Une économie de la médiation dans une société de clivages
Dans les sociétés modernes, trois espaces sont en tension :
•L’espace politique qui construit une communauté d’appartenance, faisant
appel à la figure du citoyen avec des droits politiques basés sur des phénomènes
de domination et de consentement,
•L’espace de la vie privée et l'épanouissement d'un sujet libre,
•L'espace du marché dont la tendance naturelle est de transformer le sujet
en marchandise, en chose.
L'économie sociale et solidaire, en constituant des groupes intermédiaires
pour éviter d'être seul face au pouvoir politique ou de devenir un instrument
de production, est une protestation permanente face au risque d'éclatement
de la société. L’ESS, avec pragmatisme, est guidée par l'utopie de la
réconciliation possible du sujet, du producteur et du citoyen.
Dans une société de clivages, la suppression du capitalisme et de l’Etat ne
paraissant pas des hypothèses réalistes, Robert Lafore invite à renoncer à
penser l'économie sociale et solidaire comme un modèle pur et global en
capacité de remplacer les systèmes actuels.

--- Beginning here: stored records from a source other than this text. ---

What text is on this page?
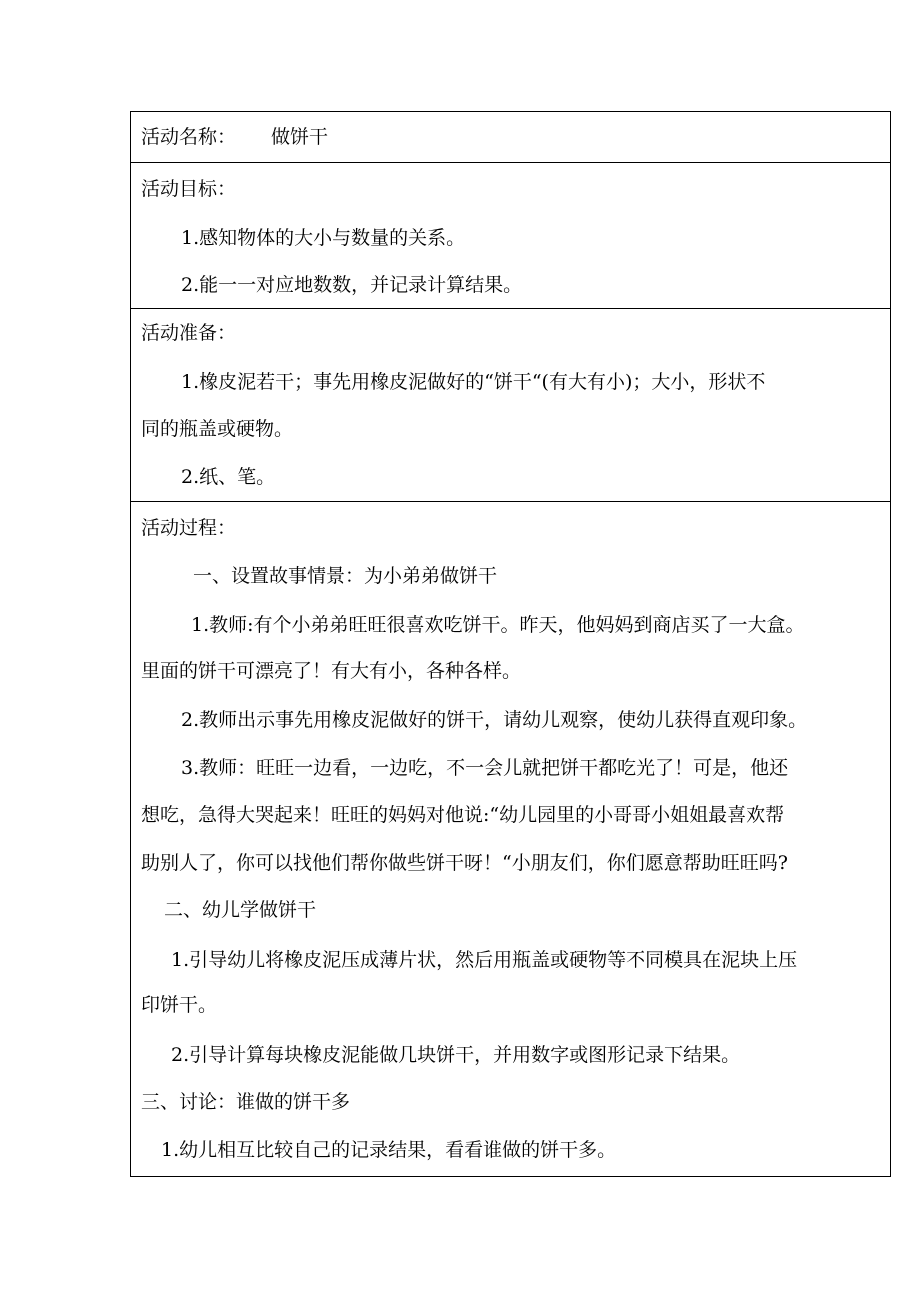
活动名称： 做饼干
活动目标：
1.感知物体的大小与数量的关系。
2.能一一对应地数数，并记录计算结果。
活动准备：
1.橡皮泥若干；事先用橡皮泥做好的“饼干“(有大有小)；大小，形状不
同的瓶盖或硬物。
2.纸、笔。
活动过程：
一、设置故事情景：为小弟弟做饼干
1.教师:有个小弟弟旺旺很喜欢吃饼干。昨天，他妈妈到商店买了一大盒。
里面的饼干可漂亮了！有大有小，各种各样。
2.教师出示事先用橡皮泥做好的饼干，请幼儿观察，使幼儿获得直观印象。
3.教师：旺旺一边看，一边吃，不一会儿就把饼干都吃光了！可是，他还
想吃，急得大哭起来！旺旺的妈妈对他说:“幼儿园里的小哥哥小姐姐最喜欢帮
助别人了，你可以找他们帮你做些饼干呀！“小朋友们，你们愿意帮助旺旺吗?
二、幼儿学做饼干
1.引导幼儿将橡皮泥压成薄片状，然后用瓶盖或硬物等不同模具在泥块上压
印饼干。
2.引导计算每块橡皮泥能做几块饼干，并用数字或图形记录下结果。
三、讨论：谁做的饼干多
1.幼儿相互比较自己的记录结果，看看谁做的饼干多。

L'économie sociale et solidaire constitue plutôt un système de médiation et un
élément d'autorégulation de la
démocratie qui permettent de défendre
les intérêts collectifs face au pouvoir du
politique et de marché.
Redonner de la substance à l'action démocratique de
l'économie sociale et solidaire
Face aux tendances à l'instrumentalisation de l'ESS par l'Etat (par exemple
sur les mutuelles) ou par le marché (par exemple sur les coopératives), un
des grands enjeux de l'économie sociale et solidaire est de repenser son
action démocratique et ses modes de gouvernance. L'enjeu est de dynamiser
la logique ascendante par la mobilisation des usagers, des clients et du
bénévolat. Pour structurer le milieu, il y a nécessité de décloisonner, de
favoriser les passerelles et créer des lieux d'échanges entre les initiatives.
L'ESS ne doit pas être un adjuvant de la puissance publique
Dans un contexte de perte de confiance du citoyen vis-à-vis du politique et de
crise économique, l'économie sociale et solidaire peut proposer des espaces
de solutions et de médiation afin d’éviter la casse du sujet (exclu du système
au même titre que le producteur). Pour ne pas être instrumentalisé, l'ESS doit
défendre auprès de l'Etat une forme de souplesse et de liberté d'initiatives
pour pouvoir expérimenter.
L'économie sociale et solidaire doit, par ailleurs, lutter contre une vision
uniforme portée au niveau de l'Union européenne qui promeut le principe de
libre concurrence et qui a tendance à nier la façon de produire les biens et
services qui n'est, pourtant, pas neutre. Il s'agit ainsi de faire reconnaître
auprès des pouvoirs publics les apports des structures au-delà du service
qu'elles rendent. La reconnaissance des services sociaux d'intérêt général
dans la réglementation européenne est ainsi un enjeu majeur.